In my first week of high school, my class teacher took us to see the body of a nun, waiting in the chapel for her funeral. I don’t know why the teacher did this – she asked us first had anyone seen a dead body and few had so perhaps she thought it would be educational. The dead nun had purple lips, which you could see through a veil that covered her face, and I wondered how they got to be purple. And then my mother had arranged for an older student, a friend’s daughter, to help on the first train trip home. The older girl would get off at Toowong in Brisbane’s west, and I just had to wait two more stations and get off at Indooroopilly. But I got off one station later, at Taringa. I remember the feeling of panic when I saw where I was. I didn’t know to wait for the next train. I started walking, hopeful I’d find my way, stopping finally when a kindly woman asked was I lost. I wondered how she knew. When I telephoned home, my mother said she was just about to call the police.
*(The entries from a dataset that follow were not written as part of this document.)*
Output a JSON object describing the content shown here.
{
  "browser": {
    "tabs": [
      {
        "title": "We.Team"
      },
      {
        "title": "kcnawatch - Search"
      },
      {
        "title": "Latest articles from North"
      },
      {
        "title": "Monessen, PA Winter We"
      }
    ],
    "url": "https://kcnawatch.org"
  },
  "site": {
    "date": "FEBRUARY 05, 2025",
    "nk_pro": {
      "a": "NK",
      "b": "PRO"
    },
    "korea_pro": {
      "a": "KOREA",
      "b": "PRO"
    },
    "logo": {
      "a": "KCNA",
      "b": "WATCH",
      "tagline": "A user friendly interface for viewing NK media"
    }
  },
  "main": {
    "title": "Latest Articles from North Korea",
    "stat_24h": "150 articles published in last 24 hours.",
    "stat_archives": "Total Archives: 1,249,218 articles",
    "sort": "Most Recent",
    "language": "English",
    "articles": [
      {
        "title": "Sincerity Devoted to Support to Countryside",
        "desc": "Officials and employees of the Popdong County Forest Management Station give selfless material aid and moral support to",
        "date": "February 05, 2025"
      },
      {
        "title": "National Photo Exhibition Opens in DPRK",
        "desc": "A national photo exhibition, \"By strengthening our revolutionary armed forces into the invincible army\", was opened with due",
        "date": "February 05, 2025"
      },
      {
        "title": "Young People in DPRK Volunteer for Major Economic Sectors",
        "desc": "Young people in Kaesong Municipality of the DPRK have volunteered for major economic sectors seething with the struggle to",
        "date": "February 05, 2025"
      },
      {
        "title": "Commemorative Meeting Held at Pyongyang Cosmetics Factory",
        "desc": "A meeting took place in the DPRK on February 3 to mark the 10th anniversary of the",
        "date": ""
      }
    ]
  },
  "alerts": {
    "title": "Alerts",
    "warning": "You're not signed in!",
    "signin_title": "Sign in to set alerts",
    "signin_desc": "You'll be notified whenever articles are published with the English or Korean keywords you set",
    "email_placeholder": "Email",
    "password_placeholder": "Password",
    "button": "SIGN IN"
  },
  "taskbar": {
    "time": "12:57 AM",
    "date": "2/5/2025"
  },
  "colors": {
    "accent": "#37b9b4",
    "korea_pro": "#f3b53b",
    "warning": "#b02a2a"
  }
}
My son missed the bus in his second week. It’s one of those do or die buses, the only one that gets them to school on time and chronically late. I left him at the stop with a friend. They waited and waited, they said later, and as far as they knew, the bus never came. But one of their other friends, already on the bus, saw them there, leaning over a railing near the stop. The driver even slowed and tooted, the friend said, but the boys didn’t turn around. The friend arrived at school and told another friend with a phone who called his mum who called me. I went and picked them up and took them to school. When they were told they were seen at the rail, they recalled they were deeply involved in a story about the time one of them came around the corner too fast on the bikeway below and went into the creek. They fell into their story in the way happy, engaged kids fall into a story.
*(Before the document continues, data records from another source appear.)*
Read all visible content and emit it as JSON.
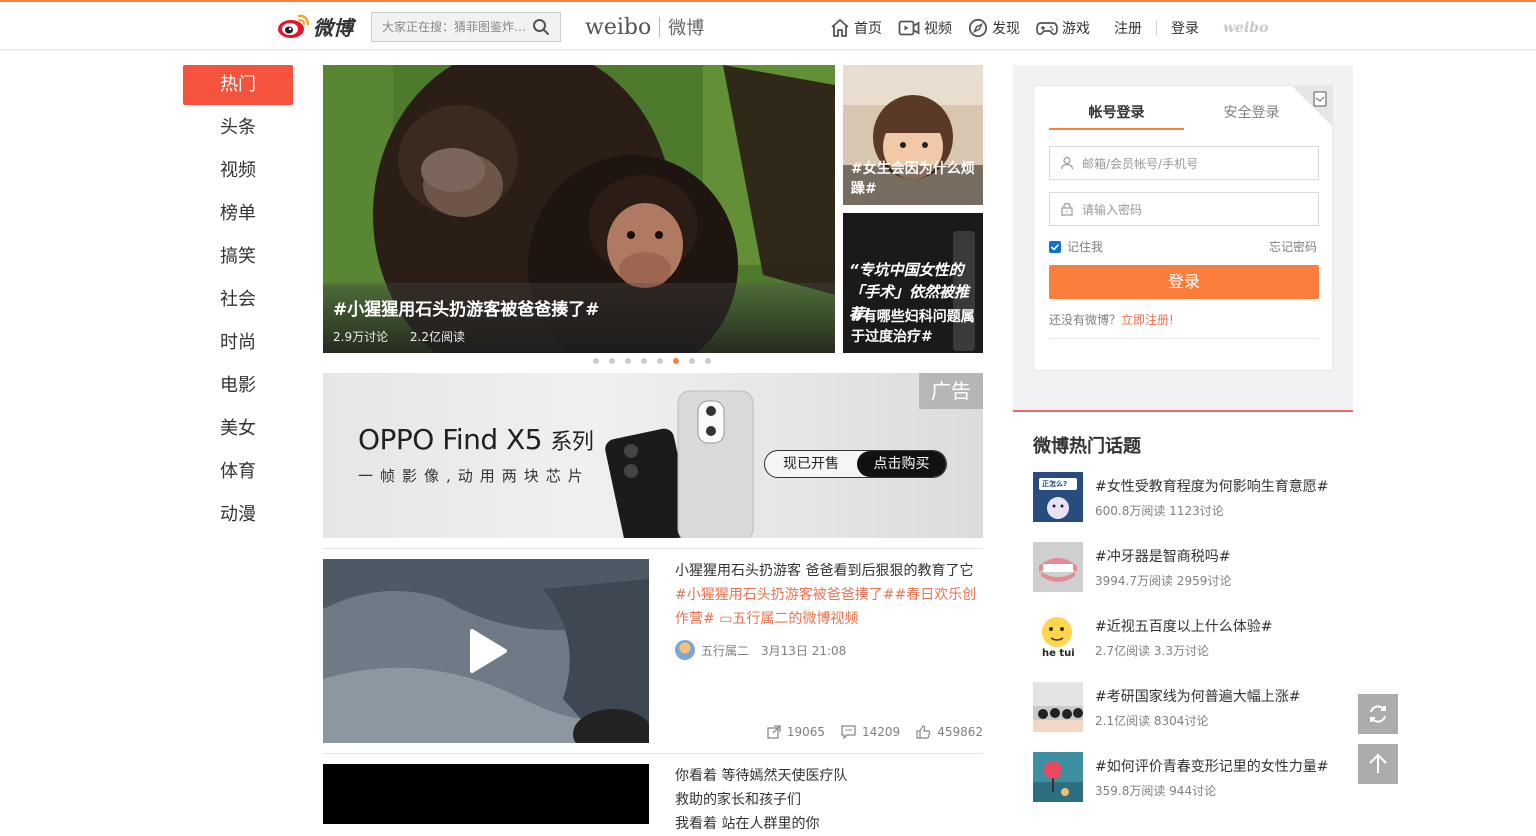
{
  "header": {
    "logo_text": "微博",
    "search_placeholder": "大家正在搜：猜菲图鉴炸…",
    "brand_en": "weibo",
    "brand_cn": "微博",
    "nav": [
      {
        "label": "首页",
        "icon": "home-icon"
      },
      {
        "label": "视频",
        "icon": "video-icon"
      },
      {
        "label": "发现",
        "icon": "discover-icon"
      },
      {
        "label": "游戏",
        "icon": "game-icon"
      }
    ],
    "register_label": "注册",
    "login_label": "登录",
    "weibo_mini": "weibo"
  },
  "sidebar": {
    "items": [
      {
        "label": "热门",
        "active": true
      },
      {
        "label": "头条"
      },
      {
        "label": "视频"
      },
      {
        "label": "榜单"
      },
      {
        "label": "搞笑"
      },
      {
        "label": "社会"
      },
      {
        "label": "时尚"
      },
      {
        "label": "电影"
      },
      {
        "label": "美女"
      },
      {
        "label": "体育"
      },
      {
        "label": "动漫"
      }
    ]
  },
  "hero": {
    "title": "#小猩猩用石头扔游客被爸爸揍了#",
    "discussions": "2.9万讨论",
    "reads": "2.2亿阅读",
    "side": [
      {
        "caption": "#女生会因为什么烦躁#"
      },
      {
        "quote": "“专坑中国女性的「手术」依然被推荐!",
        "caption": "#有哪些妇科问题属于过度治疗#"
      }
    ],
    "dots_active_index": 5,
    "dots_count": 8
  },
  "ad": {
    "brand": "OPPO Find X5",
    "series": "系列",
    "subtitle": "一帧影像,动用两块芯片",
    "tag": "广告",
    "btn_on_sale": "现已开售",
    "btn_buy": "点击购买"
  },
  "feed": [
    {
      "text": "小猩猩用石头扔游客 爸爸看到后狠狠的教育了它",
      "tags": "#小猩猩用石头扔游客被爸爸揍了##春日欢乐创作营# ",
      "video_link": "五行属二的微博视频",
      "author": "五行属二",
      "time": "3月13日 21:08",
      "reposts": "19065",
      "comments": "14209",
      "likes": "459862"
    },
    {
      "lines": [
        "你看着 等待嫣然天使医疗队",
        "救助的家长和孩子们",
        "我看着 站在人群里的你"
      ]
    }
  ],
  "login": {
    "tab_account": "帐号登录",
    "tab_secure": "安全登录",
    "username_placeholder": "邮箱/会员帐号/手机号",
    "password_placeholder": "请输入密码",
    "remember": "记住我",
    "forgot": "忘记密码",
    "submit": "登录",
    "no_account": "还没有微博？",
    "register_now": "立即注册!"
  },
  "hot_topics": {
    "title": "微博热门话题",
    "items": [
      {
        "name": "#女性受教育程度为何影响生育意愿#",
        "meta": "600.8万阅读 1123讨论"
      },
      {
        "name": "#冲牙器是智商税吗#",
        "meta": "3994.7万阅读 2959讨论"
      },
      {
        "name": "#近视五百度以上什么体验#",
        "meta": "2.7亿阅读 3.3万讨论"
      },
      {
        "name": "#考研国家线为何普遍大幅上涨#",
        "meta": "2.1亿阅读 8304讨论"
      },
      {
        "name": "#如何评价青春变形记里的女性力量#",
        "meta": "359.8万阅读 944讨论"
      }
    ],
    "thumb_text": [
      "正怎么?",
      "he tui"
    ]
  },
  "colors": {
    "accent": "#fa7d3c",
    "active_menu": "#f5533d",
    "tag_orange": "#eb7350"
  }
}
My son and his friend weren’t fazed, which is as it should be, and it’s a credit to high school communities that students have made the transition so smoothly, especially in a year of two cohorts. And I found those tears, by the way, just biding their time. Today, I cycled to the bus stop and left my son on his own – his friends having caught an earlier bus. Something made me turn around from the bikeway below. There he was on the seat at the bus stop, bag nearly as big as him, legs in those long socks swinging happily. He is so young, I thought, and yet not so young as he was. I wanted to call out but stopped myself. He was on his way to the bus, and life.